Dictionary entry details
Sense 1
Meaning:
Bring back to the point of departure
Classified under:
Verbs of walking, flying, swimming
Synonyms:
Hypernyms (to "bring back" is one way to...):
bring; convey; take (take something or somebody with oneself somewhere)
Sentence frames:
Somebody ----s something
Somebody ----s something to somebody
Somebody ----s something PP
Sense 2
Meaning:
Return to consciousness
Classified under:
Verbs of grooming, dressing and bodily care
Synonyms:
bring around; bring back; bring round; bring to
Context example:
These pictures bring back sad memories
Hypernyms (to "bring back" is one way to...):
arouse; awaken; rouse; wake; wake up; waken (cause to become awake or conscious)
Troponyms (each of the following is one way to "bring back"):
resuscitate; revive (cause to regain consciousness)
Sentence frames:
Somebody ----s somebody
Something ----s somebody
Context examples
Elizabeth most thankfully consented, and a servant was dispatched to Longbourn to acquaint the family with her stay and bring back a supply of clothes.
(Pride and Prejudice, by Jane Austen)
All her pretty ways too—there was not one of them which he could not suggest and bring back to my memory.
(The Return of Sherlock Holmes, by Sir Arthur Conan Doyle)
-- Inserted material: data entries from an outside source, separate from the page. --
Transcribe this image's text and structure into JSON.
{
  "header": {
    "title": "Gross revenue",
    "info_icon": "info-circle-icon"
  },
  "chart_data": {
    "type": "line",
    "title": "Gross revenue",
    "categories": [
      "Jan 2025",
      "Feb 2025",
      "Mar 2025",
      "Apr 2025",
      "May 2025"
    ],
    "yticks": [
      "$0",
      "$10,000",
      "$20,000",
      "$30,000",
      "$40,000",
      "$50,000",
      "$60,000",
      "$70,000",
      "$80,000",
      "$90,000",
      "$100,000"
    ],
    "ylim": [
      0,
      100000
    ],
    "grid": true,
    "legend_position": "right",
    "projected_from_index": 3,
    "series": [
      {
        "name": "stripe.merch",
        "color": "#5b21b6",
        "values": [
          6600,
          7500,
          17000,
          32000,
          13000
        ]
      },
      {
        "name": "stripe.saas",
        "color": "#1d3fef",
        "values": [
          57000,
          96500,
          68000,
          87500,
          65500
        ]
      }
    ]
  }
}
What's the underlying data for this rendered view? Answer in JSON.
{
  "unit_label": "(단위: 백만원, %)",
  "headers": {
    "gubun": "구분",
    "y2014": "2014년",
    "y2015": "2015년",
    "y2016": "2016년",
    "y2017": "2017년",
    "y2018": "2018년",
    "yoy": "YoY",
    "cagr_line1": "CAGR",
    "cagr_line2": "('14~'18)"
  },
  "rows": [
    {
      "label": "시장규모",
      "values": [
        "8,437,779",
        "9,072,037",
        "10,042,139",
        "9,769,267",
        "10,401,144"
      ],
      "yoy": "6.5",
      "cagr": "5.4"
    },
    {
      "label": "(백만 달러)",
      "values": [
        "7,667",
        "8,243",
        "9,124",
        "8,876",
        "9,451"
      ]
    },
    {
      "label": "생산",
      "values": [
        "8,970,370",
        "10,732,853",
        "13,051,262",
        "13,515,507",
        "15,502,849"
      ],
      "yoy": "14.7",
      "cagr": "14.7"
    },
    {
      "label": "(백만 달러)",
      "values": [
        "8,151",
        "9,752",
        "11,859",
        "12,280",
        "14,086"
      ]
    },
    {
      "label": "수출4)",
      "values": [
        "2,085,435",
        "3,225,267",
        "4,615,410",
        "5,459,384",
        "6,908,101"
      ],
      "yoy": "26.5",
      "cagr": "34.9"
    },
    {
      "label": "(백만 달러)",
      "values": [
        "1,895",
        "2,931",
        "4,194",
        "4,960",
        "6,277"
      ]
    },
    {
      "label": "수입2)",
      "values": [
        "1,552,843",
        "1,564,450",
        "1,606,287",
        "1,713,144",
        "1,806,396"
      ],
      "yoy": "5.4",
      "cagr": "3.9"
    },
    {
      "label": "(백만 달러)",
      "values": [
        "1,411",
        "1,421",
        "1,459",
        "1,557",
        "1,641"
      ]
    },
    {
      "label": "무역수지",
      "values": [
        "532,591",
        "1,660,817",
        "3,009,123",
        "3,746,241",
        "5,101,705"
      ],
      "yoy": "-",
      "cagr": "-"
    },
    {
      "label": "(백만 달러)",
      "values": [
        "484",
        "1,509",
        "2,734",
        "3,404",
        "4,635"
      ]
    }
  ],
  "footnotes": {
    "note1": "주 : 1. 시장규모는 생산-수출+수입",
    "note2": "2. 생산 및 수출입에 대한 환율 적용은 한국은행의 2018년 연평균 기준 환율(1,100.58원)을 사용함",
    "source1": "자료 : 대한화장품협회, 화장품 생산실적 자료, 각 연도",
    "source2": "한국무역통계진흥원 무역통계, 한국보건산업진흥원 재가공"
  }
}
A merchant, who had three daughters, was once setting out upon a journey; but before he went he asked each daughter what gift he should bring back for her.
(Fairy Tales, by The Brothers Grimm)
And I'll thank you for that bag, Mrs. Crossley, to bring back our lawful money in.
(Treasure Island, by Robert Louis Stevenson)
He prowled about with this equipment himself, but it was a poor show of plants which he would bring back of an evening.
(His Last Bow, by Sir Arthur Conan Doyle)
He could not have chosen better; that was a topic to bring back her attention and her looks almost instantly.
(Mansfield Park, by Jane Austen)
But my affair is widely different; I bring back my heroine to her home in solitude and disgrace; and no sweet elation of spirits can lead me into minuteness.
(Northanger Abbey, by Jane Austen)
I shall not dare to publish these articles unless I can bring back my proofs to England, or I shall be hailed as the journalistic Munchausen of all time.
(The Lost World, by Sir Arthur Conan Doyle)
Em'ly was took bad with fever, and, what is very strange to me is,—maybe 'tis not so strange to scholars,—the language of that country went out of her head, and she could only speak her own, that no one unnerstood. She recollects, as if she had dreamed it, that she lay there always a-talking her own tongue, always believing as the old boat was round the next pint in the bay, and begging and imploring of 'em to send theer and tell how she was dying, and bring back a message of forgiveness, if it was on'y a wured.
(David Copperfield, by Charles Dickens)
When once more alone, I reviewed the information I had got; looked into my heart, examined its thoughts and feelings, and endeavoured to bring back with a strict hand such as had been straying through imagination's boundless and trackless waste, into the safe fold of common sense.